Britain wants oil and gas drillers to recover pockets of gas that are more difficult to reach in a part of the North Sea where drilling for fossil fuels started over 50 years ago.
Britain's oil regulator, the Oil and Gas Authority (OGA), said on Thursday that some 3.8 trillion cubic feet (tcf) of tight gas remain in the southern North Sea, one of the world's oldest offshore gas extraction areas that has produced more than 40 tcf.
Drilling activity in Britain's North Sea has been at a record low for two years as weak oil prices make projects less attractive.
The basin is estimated to have billions of barrels of oil left for extraction, worth around 200 billion pounds ($250 billion) for British government coffers, which the government is keen to see developed.
The regulator on Thursday published an eight-step programme it wants oil companies to follow to tap the southern North Sea tight gas deposits, which were traditionally unpopular among explorers because they were difficult to access and therefore more expensive to develop.
Tight gas deposits sit in less permeable stone, such as sandstone, and are part of the unconventional type of reservoirs like shale gas or coal bed methane.
New technologies allowing extraction in less permeable geologies and efforts by explorers to share equipment mean tapping these resources is now more economic.
"Maximising recovery of tight gas represents a real opportunity to extend the life of the southern North Sea's existing infrastructure," said Eric Marston, the OGA's area manager for the southern North Sea.
Companies exploring for gas in the southern North Sea are supportive of the regulator's push to develop tight gas projects and are making plans to drill new wells.
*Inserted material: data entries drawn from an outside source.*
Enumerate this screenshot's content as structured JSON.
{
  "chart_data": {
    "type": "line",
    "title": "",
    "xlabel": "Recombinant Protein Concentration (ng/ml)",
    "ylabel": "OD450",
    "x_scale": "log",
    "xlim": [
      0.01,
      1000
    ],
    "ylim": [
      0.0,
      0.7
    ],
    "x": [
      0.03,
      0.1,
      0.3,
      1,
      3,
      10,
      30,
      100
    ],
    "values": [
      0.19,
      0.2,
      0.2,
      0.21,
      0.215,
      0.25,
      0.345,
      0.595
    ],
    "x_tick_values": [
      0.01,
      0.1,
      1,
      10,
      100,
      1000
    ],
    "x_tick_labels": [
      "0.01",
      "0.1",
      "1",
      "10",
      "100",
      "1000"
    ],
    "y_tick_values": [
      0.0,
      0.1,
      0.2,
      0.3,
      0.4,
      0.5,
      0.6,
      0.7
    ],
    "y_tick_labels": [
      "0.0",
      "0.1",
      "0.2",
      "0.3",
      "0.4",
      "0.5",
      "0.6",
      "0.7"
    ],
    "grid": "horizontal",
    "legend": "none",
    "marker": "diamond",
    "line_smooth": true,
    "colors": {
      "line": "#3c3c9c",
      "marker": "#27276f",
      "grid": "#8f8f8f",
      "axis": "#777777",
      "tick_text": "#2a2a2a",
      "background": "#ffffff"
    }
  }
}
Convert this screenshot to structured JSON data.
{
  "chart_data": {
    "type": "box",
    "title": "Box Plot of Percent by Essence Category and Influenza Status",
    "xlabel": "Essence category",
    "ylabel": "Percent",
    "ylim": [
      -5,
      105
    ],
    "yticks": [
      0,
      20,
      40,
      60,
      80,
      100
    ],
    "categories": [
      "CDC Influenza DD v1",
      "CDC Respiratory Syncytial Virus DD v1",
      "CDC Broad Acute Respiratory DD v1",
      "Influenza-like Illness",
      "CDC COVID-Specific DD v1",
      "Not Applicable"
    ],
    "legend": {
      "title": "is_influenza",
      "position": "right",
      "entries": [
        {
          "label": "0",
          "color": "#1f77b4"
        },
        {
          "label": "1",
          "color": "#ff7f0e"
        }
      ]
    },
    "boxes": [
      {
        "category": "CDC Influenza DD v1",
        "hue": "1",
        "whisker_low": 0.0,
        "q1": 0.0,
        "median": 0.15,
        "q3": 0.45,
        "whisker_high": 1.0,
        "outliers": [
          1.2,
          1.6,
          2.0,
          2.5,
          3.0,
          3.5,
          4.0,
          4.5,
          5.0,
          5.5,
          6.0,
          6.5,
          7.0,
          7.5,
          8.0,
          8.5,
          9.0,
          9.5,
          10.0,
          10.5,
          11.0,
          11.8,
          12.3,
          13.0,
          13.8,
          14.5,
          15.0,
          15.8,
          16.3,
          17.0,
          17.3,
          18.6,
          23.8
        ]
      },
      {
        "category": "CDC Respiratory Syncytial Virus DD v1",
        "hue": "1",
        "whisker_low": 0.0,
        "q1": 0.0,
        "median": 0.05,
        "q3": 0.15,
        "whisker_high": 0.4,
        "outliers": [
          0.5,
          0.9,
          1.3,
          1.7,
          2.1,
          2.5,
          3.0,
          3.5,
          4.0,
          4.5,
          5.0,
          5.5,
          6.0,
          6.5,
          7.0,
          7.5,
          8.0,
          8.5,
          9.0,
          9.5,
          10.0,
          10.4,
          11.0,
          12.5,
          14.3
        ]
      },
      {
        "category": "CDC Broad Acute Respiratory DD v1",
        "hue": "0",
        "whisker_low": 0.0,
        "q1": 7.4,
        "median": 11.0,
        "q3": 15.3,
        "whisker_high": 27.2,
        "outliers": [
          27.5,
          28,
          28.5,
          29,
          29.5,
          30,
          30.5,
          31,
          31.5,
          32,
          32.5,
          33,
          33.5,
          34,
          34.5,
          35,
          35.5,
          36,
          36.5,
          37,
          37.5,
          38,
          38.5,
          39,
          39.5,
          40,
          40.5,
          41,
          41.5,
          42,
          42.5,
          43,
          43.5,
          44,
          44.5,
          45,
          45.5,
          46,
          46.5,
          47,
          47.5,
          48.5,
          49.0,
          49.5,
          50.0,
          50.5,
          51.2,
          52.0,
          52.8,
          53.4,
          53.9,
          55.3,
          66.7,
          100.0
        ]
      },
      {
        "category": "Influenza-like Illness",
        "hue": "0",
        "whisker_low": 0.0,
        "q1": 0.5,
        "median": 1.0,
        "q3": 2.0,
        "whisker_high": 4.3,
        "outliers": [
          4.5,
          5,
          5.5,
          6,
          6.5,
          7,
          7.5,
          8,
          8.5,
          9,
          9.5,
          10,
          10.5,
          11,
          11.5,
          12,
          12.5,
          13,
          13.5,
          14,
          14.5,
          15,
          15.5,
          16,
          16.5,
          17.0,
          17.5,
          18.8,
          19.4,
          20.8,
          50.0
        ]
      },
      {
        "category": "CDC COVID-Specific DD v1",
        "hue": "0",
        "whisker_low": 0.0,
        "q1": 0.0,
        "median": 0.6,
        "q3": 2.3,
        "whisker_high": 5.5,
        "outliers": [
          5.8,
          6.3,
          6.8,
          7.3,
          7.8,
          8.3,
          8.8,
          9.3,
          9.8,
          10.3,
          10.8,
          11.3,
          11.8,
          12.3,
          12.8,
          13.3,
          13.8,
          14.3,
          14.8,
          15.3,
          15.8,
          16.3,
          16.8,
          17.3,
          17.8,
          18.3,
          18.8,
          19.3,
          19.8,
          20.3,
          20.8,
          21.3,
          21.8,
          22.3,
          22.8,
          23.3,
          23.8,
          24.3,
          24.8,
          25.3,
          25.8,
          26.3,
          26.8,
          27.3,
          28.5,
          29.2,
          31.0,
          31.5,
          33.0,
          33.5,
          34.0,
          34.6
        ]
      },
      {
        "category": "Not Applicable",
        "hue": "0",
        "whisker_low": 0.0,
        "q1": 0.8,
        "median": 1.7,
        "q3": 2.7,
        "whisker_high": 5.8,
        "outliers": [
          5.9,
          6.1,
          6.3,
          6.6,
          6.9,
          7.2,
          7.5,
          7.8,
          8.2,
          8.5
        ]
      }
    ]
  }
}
"It's clear that there is still a lot the industry can do to maximise the potential of one of the most mature regions of the North Sea," said Fraser Weir, North Sea director at
Centrica (CPYYY) , one of the companies active in the area.
The
energy company said it managed to reduce costs at one of its prospective gas fields, Pegasus, by 25 percent partly by finding ways to share some of the equipment with other companies.
Centrica will later this year decide whether to proceed with the project.
Oil explorer
Premier Oil (PMOIF) is also assessing whether to invest in developing a huge gas field in the area, Talmount, which it said could contain up to 1 tcf of gas.